The Origins of Cool in Postwar America by Joel Dinerstein
Author:Joel Dinerstein [Dinerstein, Joel]
Language: eng
Format: epub
Publisher: The University of Chicago Press
Published: 2017-04-20T04:00:00+00:00
Naked City (1948) and Side Street (1950)
There is an underlying existential question to Jules Dassin’s Naked City: What does it mean to be an ordinary man in a metropolis? Or more to the point, how can one find individual dignity and social purpose as part of the urban masses? Filmed in quasi-documentary style, an impersonal voice narrates the detective work of the New York Police Department (NYPD) in methodical detail. The work of the police is seen as representative of factory work: it is dignified despite its repetition, and the social purpose of each man is to be a worthy cog in a morally righteous system. Combining the metaphors of the machine and the military, the film synthesizes the division of labor with the chain of command. Naked City offers its American audience a pragmatic, nonreligious framework of social purpose and function: every person is an important unit in urban society. Its reward was two Oscars (cinematography, editing) and a nomination for best screenplay.18
Naked City was filmed on location in New York City—then a rarity—and Dassin mixed actors with ethnic locals in the search for the murderer of a blond model, an itinerant jewel thief. The police force cranks into action like a human assembly line: beat cops gather evidence, the lieutenant checks out leads and interviews suspects, individual cops show initiative and reveal their character traits. On their return to the precinct, a wise Irish lieutenant assesses the information, asks for and considers each one’s hunches, then redirects them efficiently to their next task for the NYPD. Naked City at first feels like government propaganda. Yet as influenced by Italian neorealism, the policemen mix as equals with locals and its populism seems genuine: in any given scene, a policeman may go into a candy shop or jewelry store, pass kids diving off the docks or playing street games, watch as construction workers lower a beam or dig into the ground. We hear emanations of conversations from people at the crime site or from telephone operators. The film mediates the central tension of mass society—that is, between the individual and the collective—in order to fight a common enemy.

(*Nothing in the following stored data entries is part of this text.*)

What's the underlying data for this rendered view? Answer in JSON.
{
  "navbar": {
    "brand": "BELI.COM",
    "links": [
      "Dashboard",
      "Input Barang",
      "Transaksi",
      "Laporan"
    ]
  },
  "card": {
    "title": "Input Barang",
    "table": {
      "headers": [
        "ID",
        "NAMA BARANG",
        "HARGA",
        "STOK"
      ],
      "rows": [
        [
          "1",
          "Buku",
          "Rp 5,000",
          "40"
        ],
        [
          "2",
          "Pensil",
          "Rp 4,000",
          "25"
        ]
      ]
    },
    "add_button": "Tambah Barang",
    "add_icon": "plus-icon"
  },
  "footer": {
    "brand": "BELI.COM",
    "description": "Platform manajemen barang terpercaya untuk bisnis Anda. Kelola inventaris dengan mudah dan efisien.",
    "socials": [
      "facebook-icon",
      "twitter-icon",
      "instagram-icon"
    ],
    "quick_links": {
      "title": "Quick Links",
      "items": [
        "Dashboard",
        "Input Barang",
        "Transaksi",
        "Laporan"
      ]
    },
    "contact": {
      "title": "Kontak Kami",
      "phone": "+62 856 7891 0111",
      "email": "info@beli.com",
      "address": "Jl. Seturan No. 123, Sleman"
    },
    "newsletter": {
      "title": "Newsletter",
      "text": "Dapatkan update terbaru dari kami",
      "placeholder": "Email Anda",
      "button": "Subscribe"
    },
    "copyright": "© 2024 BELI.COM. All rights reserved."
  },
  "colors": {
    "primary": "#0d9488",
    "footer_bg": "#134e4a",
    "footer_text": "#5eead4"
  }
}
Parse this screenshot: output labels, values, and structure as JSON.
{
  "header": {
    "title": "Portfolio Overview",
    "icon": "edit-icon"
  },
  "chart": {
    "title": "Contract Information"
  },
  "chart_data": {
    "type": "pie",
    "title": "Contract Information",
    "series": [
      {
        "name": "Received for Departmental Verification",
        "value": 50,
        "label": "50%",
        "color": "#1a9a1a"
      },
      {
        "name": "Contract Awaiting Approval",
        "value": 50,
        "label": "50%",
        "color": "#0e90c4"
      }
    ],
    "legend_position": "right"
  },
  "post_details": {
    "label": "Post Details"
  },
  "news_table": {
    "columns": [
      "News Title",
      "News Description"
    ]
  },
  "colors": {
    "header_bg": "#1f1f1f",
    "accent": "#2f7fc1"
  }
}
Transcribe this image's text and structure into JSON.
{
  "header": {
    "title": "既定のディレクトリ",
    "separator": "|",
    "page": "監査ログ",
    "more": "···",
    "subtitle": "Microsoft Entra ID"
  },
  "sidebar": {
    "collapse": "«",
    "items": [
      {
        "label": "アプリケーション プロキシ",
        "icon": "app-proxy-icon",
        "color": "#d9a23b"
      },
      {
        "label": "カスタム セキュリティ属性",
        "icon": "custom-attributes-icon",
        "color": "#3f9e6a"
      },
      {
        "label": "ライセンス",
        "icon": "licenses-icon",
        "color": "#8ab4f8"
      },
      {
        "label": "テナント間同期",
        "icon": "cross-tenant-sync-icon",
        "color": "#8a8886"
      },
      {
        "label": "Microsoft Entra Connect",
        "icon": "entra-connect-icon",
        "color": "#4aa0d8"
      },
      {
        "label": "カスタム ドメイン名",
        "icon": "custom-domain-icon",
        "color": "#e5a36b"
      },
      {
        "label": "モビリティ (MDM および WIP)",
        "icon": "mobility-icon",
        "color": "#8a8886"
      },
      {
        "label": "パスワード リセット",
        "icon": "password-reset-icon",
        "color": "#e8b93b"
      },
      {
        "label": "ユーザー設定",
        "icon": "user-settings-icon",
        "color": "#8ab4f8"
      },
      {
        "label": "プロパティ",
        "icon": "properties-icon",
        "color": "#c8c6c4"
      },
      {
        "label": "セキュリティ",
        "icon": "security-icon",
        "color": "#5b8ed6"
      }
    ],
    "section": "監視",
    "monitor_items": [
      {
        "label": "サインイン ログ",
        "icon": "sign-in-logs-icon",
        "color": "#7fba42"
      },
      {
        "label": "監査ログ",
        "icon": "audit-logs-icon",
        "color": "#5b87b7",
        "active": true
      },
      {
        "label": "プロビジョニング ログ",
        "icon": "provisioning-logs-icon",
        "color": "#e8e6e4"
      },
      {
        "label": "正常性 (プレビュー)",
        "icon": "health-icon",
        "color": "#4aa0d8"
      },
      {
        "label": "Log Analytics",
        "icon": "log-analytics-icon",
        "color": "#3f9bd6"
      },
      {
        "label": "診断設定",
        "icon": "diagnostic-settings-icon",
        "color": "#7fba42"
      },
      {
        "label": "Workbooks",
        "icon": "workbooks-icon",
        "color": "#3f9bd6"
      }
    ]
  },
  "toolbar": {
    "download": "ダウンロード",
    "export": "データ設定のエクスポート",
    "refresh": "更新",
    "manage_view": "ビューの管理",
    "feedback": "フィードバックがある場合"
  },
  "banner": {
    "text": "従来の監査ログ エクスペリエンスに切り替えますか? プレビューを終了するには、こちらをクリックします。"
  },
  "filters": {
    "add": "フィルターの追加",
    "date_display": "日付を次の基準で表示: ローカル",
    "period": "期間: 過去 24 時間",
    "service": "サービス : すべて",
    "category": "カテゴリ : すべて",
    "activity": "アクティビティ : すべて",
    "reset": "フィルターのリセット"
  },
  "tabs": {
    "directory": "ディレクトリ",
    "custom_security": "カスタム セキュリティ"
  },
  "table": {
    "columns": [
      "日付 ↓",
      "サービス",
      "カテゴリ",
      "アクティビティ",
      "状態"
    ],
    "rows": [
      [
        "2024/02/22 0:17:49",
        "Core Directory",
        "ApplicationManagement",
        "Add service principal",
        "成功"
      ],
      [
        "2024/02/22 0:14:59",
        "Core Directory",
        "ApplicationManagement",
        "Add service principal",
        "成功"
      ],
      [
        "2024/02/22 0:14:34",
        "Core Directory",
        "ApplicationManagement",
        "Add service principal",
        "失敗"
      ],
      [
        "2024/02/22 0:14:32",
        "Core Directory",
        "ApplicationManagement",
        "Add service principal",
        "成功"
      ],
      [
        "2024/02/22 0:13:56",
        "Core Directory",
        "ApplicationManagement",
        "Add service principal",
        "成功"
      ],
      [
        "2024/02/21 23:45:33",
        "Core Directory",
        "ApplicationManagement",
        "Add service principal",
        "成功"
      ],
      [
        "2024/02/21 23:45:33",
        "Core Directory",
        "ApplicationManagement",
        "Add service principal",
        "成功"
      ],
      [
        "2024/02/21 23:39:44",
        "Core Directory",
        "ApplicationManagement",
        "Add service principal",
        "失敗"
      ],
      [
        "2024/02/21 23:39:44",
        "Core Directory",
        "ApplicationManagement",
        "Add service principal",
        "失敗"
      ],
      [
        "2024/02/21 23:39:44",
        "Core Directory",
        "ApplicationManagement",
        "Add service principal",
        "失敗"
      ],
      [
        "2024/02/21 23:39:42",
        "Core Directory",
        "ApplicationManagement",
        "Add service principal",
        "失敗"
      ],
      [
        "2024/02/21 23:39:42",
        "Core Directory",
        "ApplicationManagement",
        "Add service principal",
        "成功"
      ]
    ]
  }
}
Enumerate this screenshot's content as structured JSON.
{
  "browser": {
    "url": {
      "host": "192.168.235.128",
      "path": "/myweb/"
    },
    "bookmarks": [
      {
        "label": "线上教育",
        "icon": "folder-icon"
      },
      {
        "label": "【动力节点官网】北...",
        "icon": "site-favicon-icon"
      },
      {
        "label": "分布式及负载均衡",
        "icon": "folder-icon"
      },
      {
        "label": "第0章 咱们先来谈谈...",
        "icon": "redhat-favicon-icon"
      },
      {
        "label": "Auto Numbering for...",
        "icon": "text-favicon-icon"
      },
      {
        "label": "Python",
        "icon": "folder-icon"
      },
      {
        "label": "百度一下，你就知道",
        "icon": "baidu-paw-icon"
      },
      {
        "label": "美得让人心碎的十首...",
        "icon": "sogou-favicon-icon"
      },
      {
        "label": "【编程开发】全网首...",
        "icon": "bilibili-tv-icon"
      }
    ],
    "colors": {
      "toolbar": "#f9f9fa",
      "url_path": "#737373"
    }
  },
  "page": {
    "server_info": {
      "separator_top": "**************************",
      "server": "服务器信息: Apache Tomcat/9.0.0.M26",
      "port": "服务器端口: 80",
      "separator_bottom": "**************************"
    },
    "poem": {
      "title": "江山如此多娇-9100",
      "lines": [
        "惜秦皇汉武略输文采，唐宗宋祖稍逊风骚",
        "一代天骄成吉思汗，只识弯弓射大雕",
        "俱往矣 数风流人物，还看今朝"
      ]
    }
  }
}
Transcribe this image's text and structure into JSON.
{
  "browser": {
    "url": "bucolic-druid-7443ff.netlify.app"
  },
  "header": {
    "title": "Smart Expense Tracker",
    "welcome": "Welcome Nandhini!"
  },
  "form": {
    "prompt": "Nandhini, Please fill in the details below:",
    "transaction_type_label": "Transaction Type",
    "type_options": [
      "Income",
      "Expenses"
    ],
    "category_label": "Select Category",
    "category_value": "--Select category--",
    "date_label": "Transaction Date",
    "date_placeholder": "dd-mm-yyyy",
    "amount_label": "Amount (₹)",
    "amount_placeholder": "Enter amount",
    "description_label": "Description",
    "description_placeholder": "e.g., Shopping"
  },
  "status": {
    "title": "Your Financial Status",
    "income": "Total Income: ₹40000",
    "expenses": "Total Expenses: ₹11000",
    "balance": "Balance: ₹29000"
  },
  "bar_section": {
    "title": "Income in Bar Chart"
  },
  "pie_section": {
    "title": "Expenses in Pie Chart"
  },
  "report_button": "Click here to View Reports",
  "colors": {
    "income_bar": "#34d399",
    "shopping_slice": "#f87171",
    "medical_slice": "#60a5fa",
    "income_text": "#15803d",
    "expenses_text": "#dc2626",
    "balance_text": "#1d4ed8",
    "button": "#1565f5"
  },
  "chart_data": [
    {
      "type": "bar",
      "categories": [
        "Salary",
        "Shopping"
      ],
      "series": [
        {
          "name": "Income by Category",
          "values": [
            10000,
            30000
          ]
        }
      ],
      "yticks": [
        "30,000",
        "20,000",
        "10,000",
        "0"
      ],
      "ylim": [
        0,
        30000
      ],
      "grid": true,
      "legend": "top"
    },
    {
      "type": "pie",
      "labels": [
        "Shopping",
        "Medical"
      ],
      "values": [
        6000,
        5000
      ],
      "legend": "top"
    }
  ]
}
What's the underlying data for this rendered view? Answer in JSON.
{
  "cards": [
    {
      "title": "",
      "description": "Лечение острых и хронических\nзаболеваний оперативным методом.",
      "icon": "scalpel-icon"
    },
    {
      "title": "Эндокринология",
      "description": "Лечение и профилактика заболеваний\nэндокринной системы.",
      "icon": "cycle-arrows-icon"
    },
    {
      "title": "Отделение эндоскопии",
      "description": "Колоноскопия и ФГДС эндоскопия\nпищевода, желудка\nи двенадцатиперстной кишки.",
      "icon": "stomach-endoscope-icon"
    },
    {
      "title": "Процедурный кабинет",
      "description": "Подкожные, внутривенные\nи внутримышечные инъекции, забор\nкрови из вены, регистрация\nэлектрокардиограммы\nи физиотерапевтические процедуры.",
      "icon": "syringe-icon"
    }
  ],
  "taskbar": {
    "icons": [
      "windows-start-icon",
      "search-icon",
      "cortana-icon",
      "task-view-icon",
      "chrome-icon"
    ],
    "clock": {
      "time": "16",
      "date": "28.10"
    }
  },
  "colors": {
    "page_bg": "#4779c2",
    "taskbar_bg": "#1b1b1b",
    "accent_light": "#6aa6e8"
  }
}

The level of intelligence increases every step up in the chain of command, from each beat cop to young Jimmy Halloran to Detective Lieutenant Dan Muldoon: the rational quality of a policeman’s thought, his level of maturity, his sense for compassion, and even his capacity for joie de vivre. In so doing, the film endorses the core Horatio Alger aspects of American mythology: social mobility is real, virtue rises, hard work will be rewarded, America is a meritocracy open to immigrants. Jimmy Halloran in particular represents the postwar future since his home life and work life are intertwined. He performs a civic duty at the domestic level with a new home in the suburbs, a young, beautiful wife, a sexualized relationship, and a young son. The film revels in the hierarchical nature of corporate society as a stabilizing force allowing each individual enough wiggle room to gain a viable freedom within a democracy full of surveillance.